A Galp Energia fechou a sessão de quarta-feira a cair mais de 1,5%, seguindo a desvalorização dos preços do petróleo. Lisboa fechou no vermelho, mas a EDP travou as perdas.

As bolsas europeias fecharam em terreno negativo numa sessão em que o índice português chegou a cair mais de 1%. As perdas acabaram, no entanto, por ser mais moderadas para praça lisboeta face à recuperação de algumas empresas ao longo do dia de negociações. Os setores do retalho, da construção e petrolífero foram dos que mais contribuíram para o recuo. Na Europa, apenas o índice espanhol fechou com ganhos, de 0,30%, enquanto o Stoxx 600 caiu 0,49%.

Em Lisboa, o PSI-20 fechou a cai 0,16% para mínimos de dois meses, pressionado sobretudo pela Galp Energia.
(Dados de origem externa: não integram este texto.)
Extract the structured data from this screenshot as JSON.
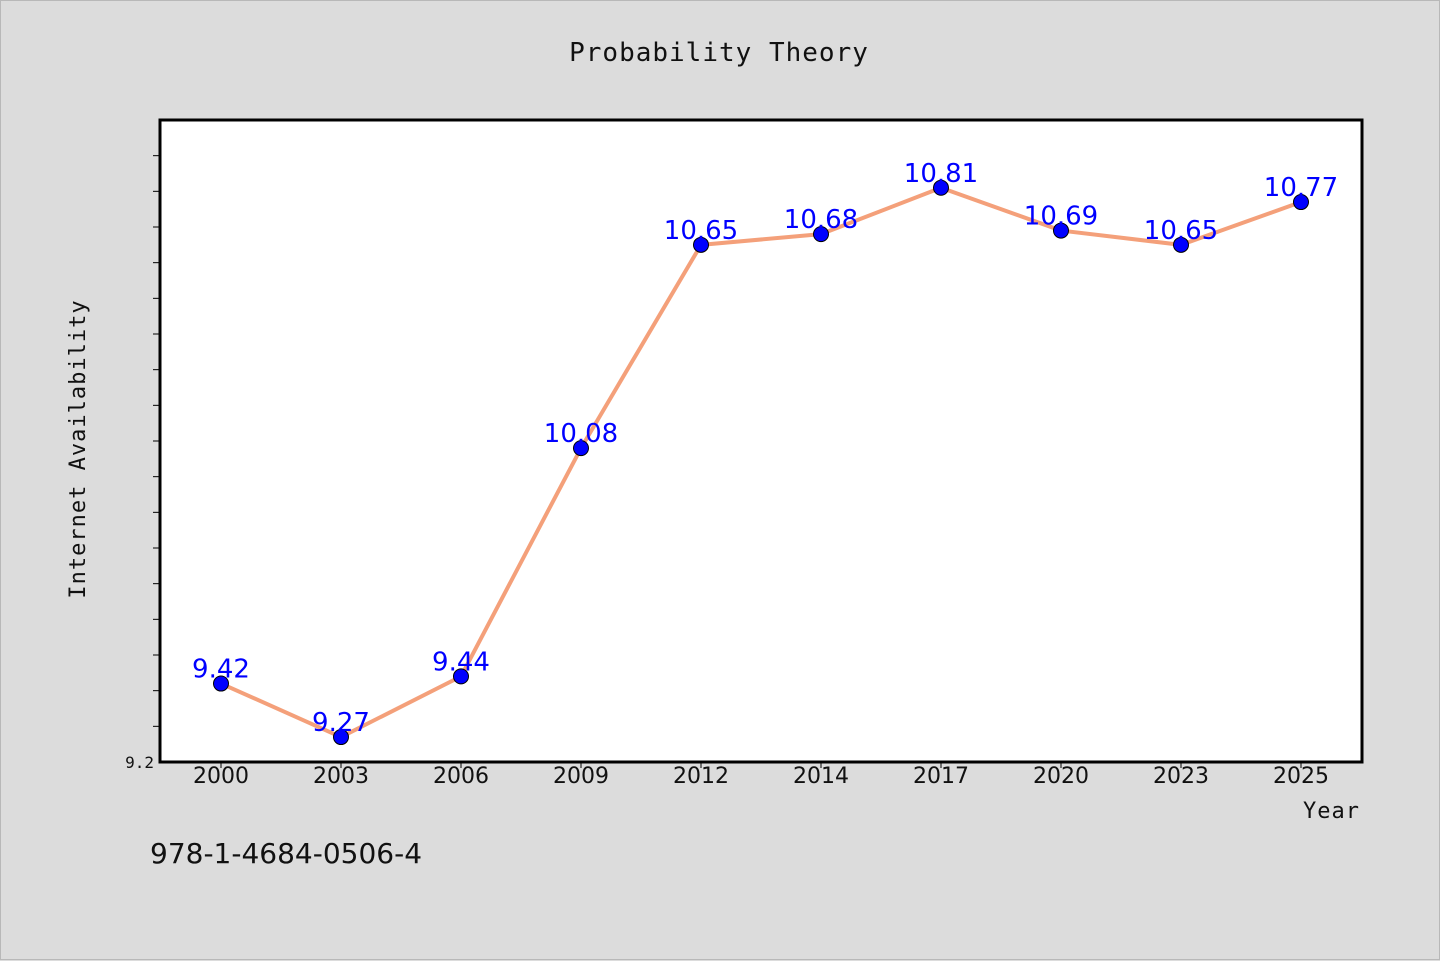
{
  "chart_data": {
    "type": "line",
    "title": "Probability Theory",
    "xlabel": "Year",
    "ylabel": "Internet Availability",
    "categories": [
      "2000",
      "2003",
      "2006",
      "2009",
      "2012",
      "2014",
      "2017",
      "2020",
      "2023",
      "2025"
    ],
    "series": [
      {
        "values": [
          9.42,
          9.27,
          9.44,
          10.08,
          10.65,
          10.68,
          10.81,
          10.69,
          10.65,
          10.77
        ],
        "labels": [
          "9.42",
          "9.27",
          "9.44",
          "10.08",
          "10.65",
          "10.68",
          "10.81",
          "10.69",
          "10.65",
          "10.77"
        ]
      }
    ],
    "ylim": [
      9.2,
      11.0
    ],
    "yticks": [
      "9.2"
    ],
    "y_minor_ticks": [
      9.3,
      9.4,
      9.5,
      9.6,
      9.7,
      9.8,
      9.9,
      10.0,
      10.1,
      10.2,
      10.3,
      10.4,
      10.5,
      10.6,
      10.7,
      10.8,
      10.9
    ],
    "grid": false,
    "line_color": "#f4a07a",
    "marker_color": "#0000ff",
    "label_color": "#0000ff",
    "plot_background": "#ffffff",
    "figure_background": "#dcdcdc",
    "annotation": "978-1-4684-0506-4"
  }
}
A petrolífera nacional derrapou 1,52% esta quarta-feira, com as ações a valerem agora 15,89 euros. A queda dos preços do petróleo, que se verifica há já quatro sessões consecutivas, contribuiu para as perdas, com a matéria-prima a desvalorizar em Londres 0,59% para 61,84 dólares o barril.
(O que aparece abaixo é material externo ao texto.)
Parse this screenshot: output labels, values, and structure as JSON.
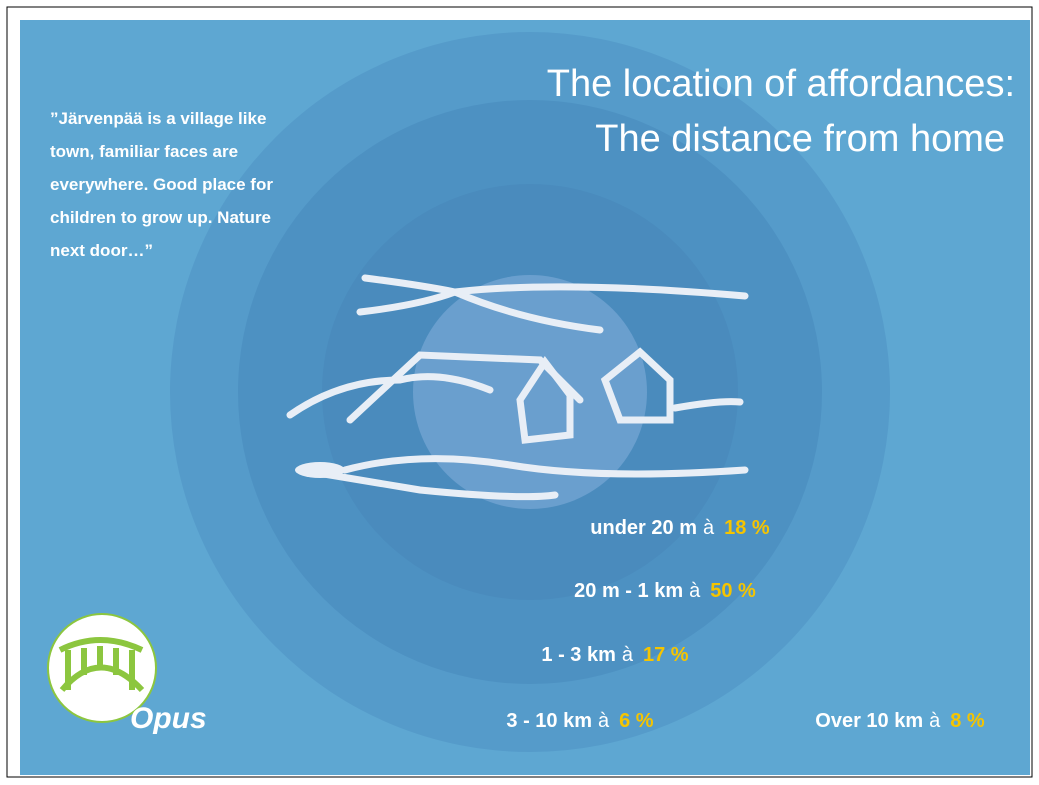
{
  "title": {
    "lines": [
      "The location of affordances:",
      "The distance from home"
    ]
  },
  "quote": {
    "lines": [
      "”Järvenpää is a village like",
      "town, familiar faces are",
      "everywhere. Good place for",
      "children to grow up. Nature",
      "next door…”"
    ]
  },
  "items": [
    {
      "label": "under 20 m",
      "arrow": "à",
      "value": "18 %"
    },
    {
      "label": "20 m - 1 km",
      "arrow": "à",
      "value": "50 %"
    },
    {
      "label": "1 - 3 km",
      "arrow": "à",
      "value": "17 %"
    },
    {
      "label": "3 - 10 km",
      "arrow": "à",
      "value": "6 %"
    },
    {
      "label": "Over 10 km",
      "arrow": "à",
      "value": "8 %"
    }
  ],
  "logo": {
    "text": "Opus"
  }
}
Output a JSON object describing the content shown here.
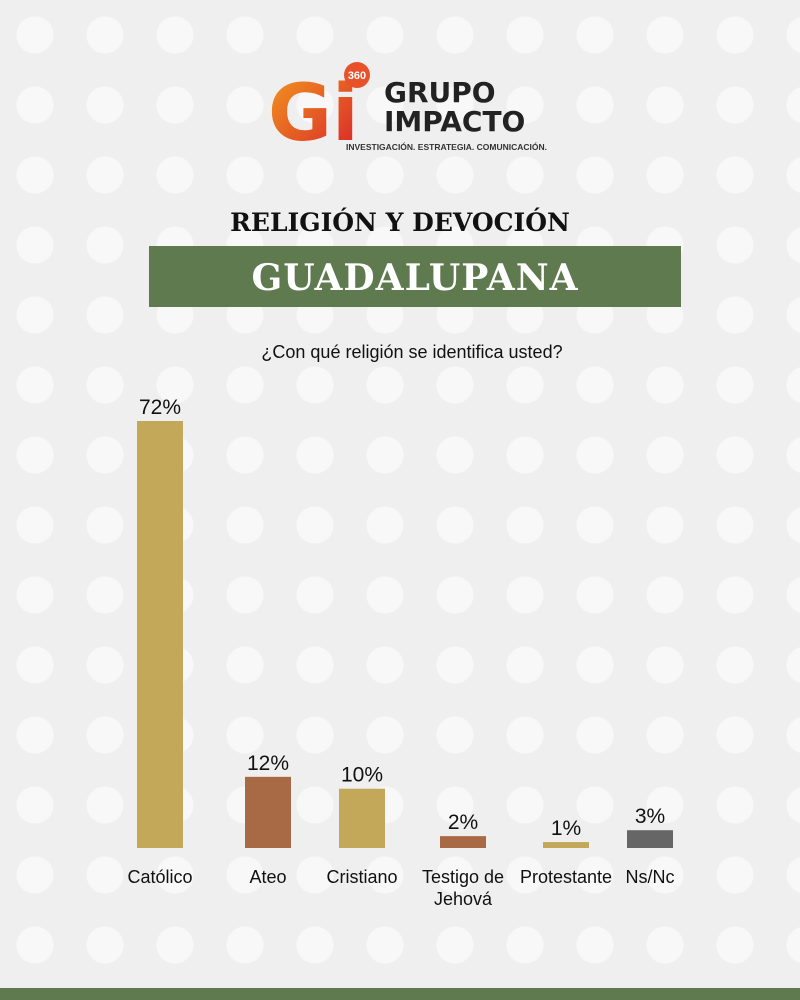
{
  "logo": {
    "mark": "Gi",
    "badge": "360",
    "name_line1": "GRUPO",
    "name_line2": "IMPACTO",
    "tagline": "INVESTIGACIÓN. ESTRATEGIA. COMUNICACIÓN."
  },
  "header": {
    "title": "RELIGIÓN Y DEVOCIÓN",
    "banner": "GUADALUPANA"
  },
  "chart_data": {
    "type": "bar",
    "title": "¿Con qué religión se identifica usted?",
    "categories": [
      "Católico",
      "Ateo",
      "Cristiano",
      "Testigo de Jehová",
      "Protestante",
      "Ns/Nc"
    ],
    "values": [
      72,
      12,
      10,
      2,
      1,
      3
    ],
    "value_labels": [
      "72%",
      "12%",
      "10%",
      "2%",
      "1%",
      "3%"
    ],
    "colors": [
      "#c4a85a",
      "#a86a44",
      "#c4a85a",
      "#a86a44",
      "#c4a85a",
      "#666666"
    ]
  }
}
Também a Mota Engil contribuiu para o deslize do índice nacional. A construtora recuou 1,76% para 3,23 euros. Do lado do retalho, a Jerónimo Martins desvalorizou mais de 1% para 15,69 euros, enquanto a Sonae caiu 0,10% nesta sessão. A travar as perdas em Lisboa esteve a EDP. A empresa avançou 1,11% e os títulos estão agora a valer três euros.

Nota negativa para a Pharol. A antiga holding da Portugal Telecom não teve um dia fácil, depois da notícia de que a Espírito Santo International lhe exige o pagamento de uma alegada dívida de 750 milhões de euros mais juros, que a cotada já veio rejeitar. A informação, contudo, não deixou os investidores contentes e a Pharol acabou por desvalorizar 7,10% na bolsa. As ações valem agora 34 cêntimos.